On top of that the system has created generations of people who live on welfare, do not work and are very poorly educated. Unemployment is high. Violence against women is news everyday. The police force is widely corrupt. Today, there are homeless junkies in every town. They are particularly notable because the local dealers cut heroin with horse anesthetics and the result is a drug that rotten the bodies of heavy users. They look like zombies, or the cast of Michael Jackson's Thriller video. So in general terms the society is widely unhealthy, uneducated and broken.

On the other hand, the economy is on the ropes. It is only natural as it is entirely dependent, by law, of the US. When things are bad here, they are even worse there. I suspect the streets are in the dark mostly because the government is cutting energy costs that way, but I was unable to confirm it. For decades money laundering and the underground economy were somehow tolerated, as the upper classes have always opted for enriching their coffers at every opportunity, taking advantage of the colonial loop holes and disregarding long time risks. But the breaking point is too evident now to ignore and for the first time it is affecting everybody: poor and rich, white or black, men and women, old but specially the young ones.

There's many places around the world that suffer from high levels of drug trafficking, substance abuse and addiction problems simply because of their locations. If a country is located on the route between manufacturing meccas and major consumer nations, problems will manifest for sure with trafficking and sales of drugs, violent crime associated with drug sales and high levels of drug consumption. Puerto Rico is a particularly alluring target for drug traffickers. If the South American cartels can get their drugs through the Caribbean and onto the island, the cargo can be moved into the U.S. without customs interference.

Puerto Rico is by culture part of Latin America and by politics part of the US. But at the same time the Island is not a Latin American country neither a State of the Union. That is why it is trapped in an impossible situation without real instruments to combat the very particular characteristics of her current situation. This time around the US cannot be the solution, because the US is an integral part of the problem. Applying the war on drugs to Puerto Rico is proving to be like pulling a gun to our own head.

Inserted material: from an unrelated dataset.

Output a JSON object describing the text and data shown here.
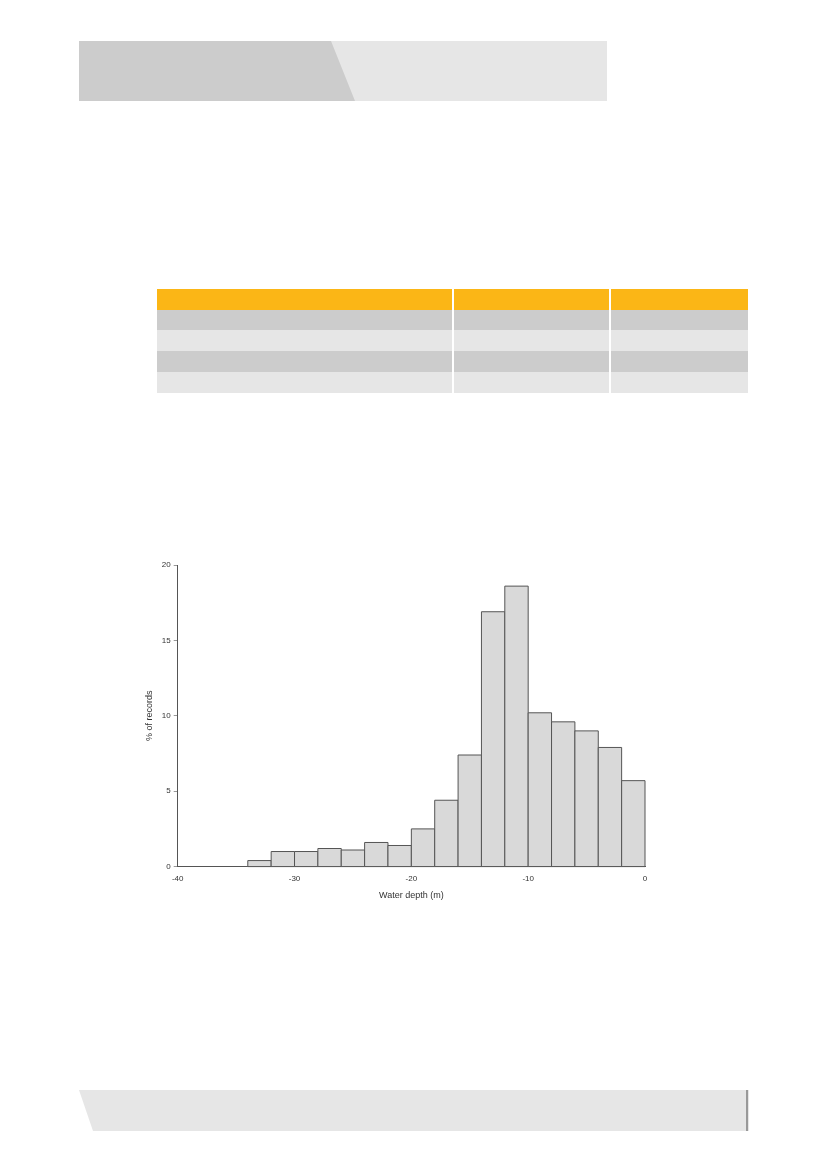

Can this be the catalyst that will force the island that doesn't exist to finally stand on her own feet and to be, all by herself? Would the US invite her to be part of the union treating Puerto Ricans as equals, with full rights, protecting its citizens and not treating them as a second class as they do now? I might be wrong but I don't think so. I believe that integration and denial of her own self wouldn't be a solution but I respect those who think the opposite. After all those who migrated to the mainland and their descendants have all the right to be and to call themselves Americans if they want to, and in fact they have no other choice. There are many grey areas in regards to the citizenship and no easy answers. Only Puerto Ricans can decide their fate. But to solve the pressing emergency on the Island they will have to stand up, work hard, be united, combat ignorance, learn to love their land and respect it, come together as a people and sit -as equals- to negotiate or just declare a dignified solution on their own. Or they will forever suffer the psychological and physical condemnation of living as expatriates in their own land, eternally foreign to their own self.